Der Tabakriese Philip Morris, dem unter anderem die Zigarettenmarken Marlboro und Camel gehören, kann bereits eine beachtliche Zahl an Prozessen vorweisen: Allein im Jahr 2000 wurden gegen den Konzern mit Sitz in New York 1500 Klagen von Rauchern eingereicht, die das Unternehmen für Gesundheitsschäden verantwortlich machten. Hinzu kommen 3000 Ansprüche von Flugbegleitern wegen Passivrauchens am Arbeitsplatz und 36 so genannte Sammelklagen. Hierzu schließen sich erkrankte Raucher mit ähnlichen Schadenersatzfällen für ein Verfahren zusammen. Ein Pariser Gericht hat zudem Anfang des Jahres einen niederländischen und zwei deutsche Manager von Philip Morris zu Geldstrafen verurteilt, weil sie unkorrekte Gesundheitswarnungen auf Zigarettenschachteln drucken ließen.

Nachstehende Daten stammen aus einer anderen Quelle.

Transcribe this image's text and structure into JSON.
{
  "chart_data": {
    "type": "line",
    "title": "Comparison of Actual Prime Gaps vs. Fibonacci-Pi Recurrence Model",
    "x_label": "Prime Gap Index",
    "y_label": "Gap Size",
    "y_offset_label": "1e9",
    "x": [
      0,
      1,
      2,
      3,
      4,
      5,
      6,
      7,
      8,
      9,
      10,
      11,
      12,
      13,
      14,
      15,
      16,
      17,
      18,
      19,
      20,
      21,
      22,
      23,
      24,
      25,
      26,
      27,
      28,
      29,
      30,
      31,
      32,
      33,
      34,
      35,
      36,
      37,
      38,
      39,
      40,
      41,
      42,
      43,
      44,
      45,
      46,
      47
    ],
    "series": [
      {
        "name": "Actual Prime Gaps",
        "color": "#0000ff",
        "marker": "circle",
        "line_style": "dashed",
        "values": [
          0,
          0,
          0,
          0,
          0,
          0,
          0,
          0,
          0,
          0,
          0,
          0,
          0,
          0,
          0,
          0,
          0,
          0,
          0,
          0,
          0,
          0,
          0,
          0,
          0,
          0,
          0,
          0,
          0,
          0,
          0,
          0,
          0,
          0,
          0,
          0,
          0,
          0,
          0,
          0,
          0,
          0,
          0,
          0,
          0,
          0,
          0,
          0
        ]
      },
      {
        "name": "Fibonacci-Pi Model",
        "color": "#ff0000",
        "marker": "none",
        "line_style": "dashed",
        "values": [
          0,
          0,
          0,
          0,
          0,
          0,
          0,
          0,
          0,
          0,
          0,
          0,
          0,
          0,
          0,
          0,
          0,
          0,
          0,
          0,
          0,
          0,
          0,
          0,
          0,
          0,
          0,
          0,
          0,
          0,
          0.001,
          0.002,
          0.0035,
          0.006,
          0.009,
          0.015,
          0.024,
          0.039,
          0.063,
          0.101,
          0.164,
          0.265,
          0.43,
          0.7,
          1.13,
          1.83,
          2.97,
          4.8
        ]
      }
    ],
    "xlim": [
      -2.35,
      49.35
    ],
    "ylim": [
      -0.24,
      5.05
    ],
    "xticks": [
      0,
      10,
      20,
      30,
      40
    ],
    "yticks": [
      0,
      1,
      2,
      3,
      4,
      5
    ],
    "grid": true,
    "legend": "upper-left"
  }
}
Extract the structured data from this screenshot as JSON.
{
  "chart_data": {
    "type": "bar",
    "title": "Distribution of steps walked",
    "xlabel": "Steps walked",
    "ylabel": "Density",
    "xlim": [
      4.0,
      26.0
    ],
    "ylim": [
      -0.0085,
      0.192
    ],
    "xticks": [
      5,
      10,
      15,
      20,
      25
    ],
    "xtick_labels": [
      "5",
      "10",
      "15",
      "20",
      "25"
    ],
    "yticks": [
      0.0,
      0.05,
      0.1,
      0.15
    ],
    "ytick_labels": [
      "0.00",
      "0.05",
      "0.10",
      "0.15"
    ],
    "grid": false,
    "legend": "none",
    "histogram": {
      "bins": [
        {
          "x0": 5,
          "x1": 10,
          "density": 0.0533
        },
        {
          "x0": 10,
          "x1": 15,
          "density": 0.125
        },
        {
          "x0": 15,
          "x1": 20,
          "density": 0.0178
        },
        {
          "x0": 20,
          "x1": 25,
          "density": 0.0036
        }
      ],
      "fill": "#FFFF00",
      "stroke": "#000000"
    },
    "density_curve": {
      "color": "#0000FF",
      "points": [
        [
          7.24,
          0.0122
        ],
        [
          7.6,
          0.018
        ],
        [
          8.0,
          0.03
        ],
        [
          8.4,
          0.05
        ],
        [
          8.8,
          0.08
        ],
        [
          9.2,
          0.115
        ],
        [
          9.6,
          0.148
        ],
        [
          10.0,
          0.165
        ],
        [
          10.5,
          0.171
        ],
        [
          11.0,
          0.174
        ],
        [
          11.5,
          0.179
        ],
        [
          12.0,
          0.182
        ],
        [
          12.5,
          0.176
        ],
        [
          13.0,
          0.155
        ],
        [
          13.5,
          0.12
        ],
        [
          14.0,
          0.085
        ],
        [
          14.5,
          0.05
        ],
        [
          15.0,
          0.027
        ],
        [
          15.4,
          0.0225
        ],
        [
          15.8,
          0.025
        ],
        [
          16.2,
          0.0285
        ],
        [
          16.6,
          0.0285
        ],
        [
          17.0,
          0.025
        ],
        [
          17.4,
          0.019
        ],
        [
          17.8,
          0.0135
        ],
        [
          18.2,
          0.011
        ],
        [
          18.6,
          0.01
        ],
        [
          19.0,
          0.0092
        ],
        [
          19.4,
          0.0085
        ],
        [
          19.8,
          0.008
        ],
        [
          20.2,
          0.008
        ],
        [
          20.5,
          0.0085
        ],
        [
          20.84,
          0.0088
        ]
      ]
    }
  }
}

USA – Land der Gerichtsverfahren

In den Vereinigten Staaten sind Produkthaftungsklagen gegen Großunternehmen inzwischen ein Riesengeschäft. Nicht nur Zigarettenhersteller sind betroffen, auch Pharma-Unternehmen oder Autofirmen. So soll das US-Unternehmen Dow Corning 2,1 Milliarden Dollar Strafe für schadhafte Brust-Implantate zahlen. Die Pharmafirma American Home Products ist wegen ihres Diätmittels Fen-Phen verklagt worden und hat schließlich einem Milliardenvergleich zugestimmt. Gegen die Autobauer Daimler-Chrysler, General Motors und Ford prozessieren Tausende von Pkw-Besitzern, weil asbesthaltige Bremsbeläge angeblich gesundheitsschädigend sind. Wie erfolgreich die Prozesswellen sind, ist jedoch fraglich: Bis heute hat der Philip-Morris-Konzern laut seinem Chefjuristen William Ohlemeyer noch keinen einzigen Dollar an einen Kläger ausgezahlt.

Neben seiner erfolgreichen Abwehr an der Rechtsfront versucht das Unternehmen schon einige Zeit, Marktstrategie und Image zu ändern. Von seinen 90 Milliarden Dollar Jahresumsatz macht der weltweit größte Zigarettenhersteller inzwischen gut 40 Prozent in anderen Branchen – vor allem mit Lebensmitteln. Neben nikotinhaltigen Tabakprodukten gehören mit Miller-Bier und Milka-Schokolade weitere potenzielle Suchtmittel zum Firmenportfolio. Über sein Tochterunternehmen Kraft besitzt Philip Morris den zweitgrößten Nahrungsmittelkonzern der Welt - nur Nestlé ist noch größer. Ein Namenswechsel der Muttergesellschaft von Philip Morris in Altria ist für Ende dieses Jahres vorgesehen und soll Kunden wie Aktienanleger die prozesslastige Vergangenheit des Unternehmens vergessen lassen.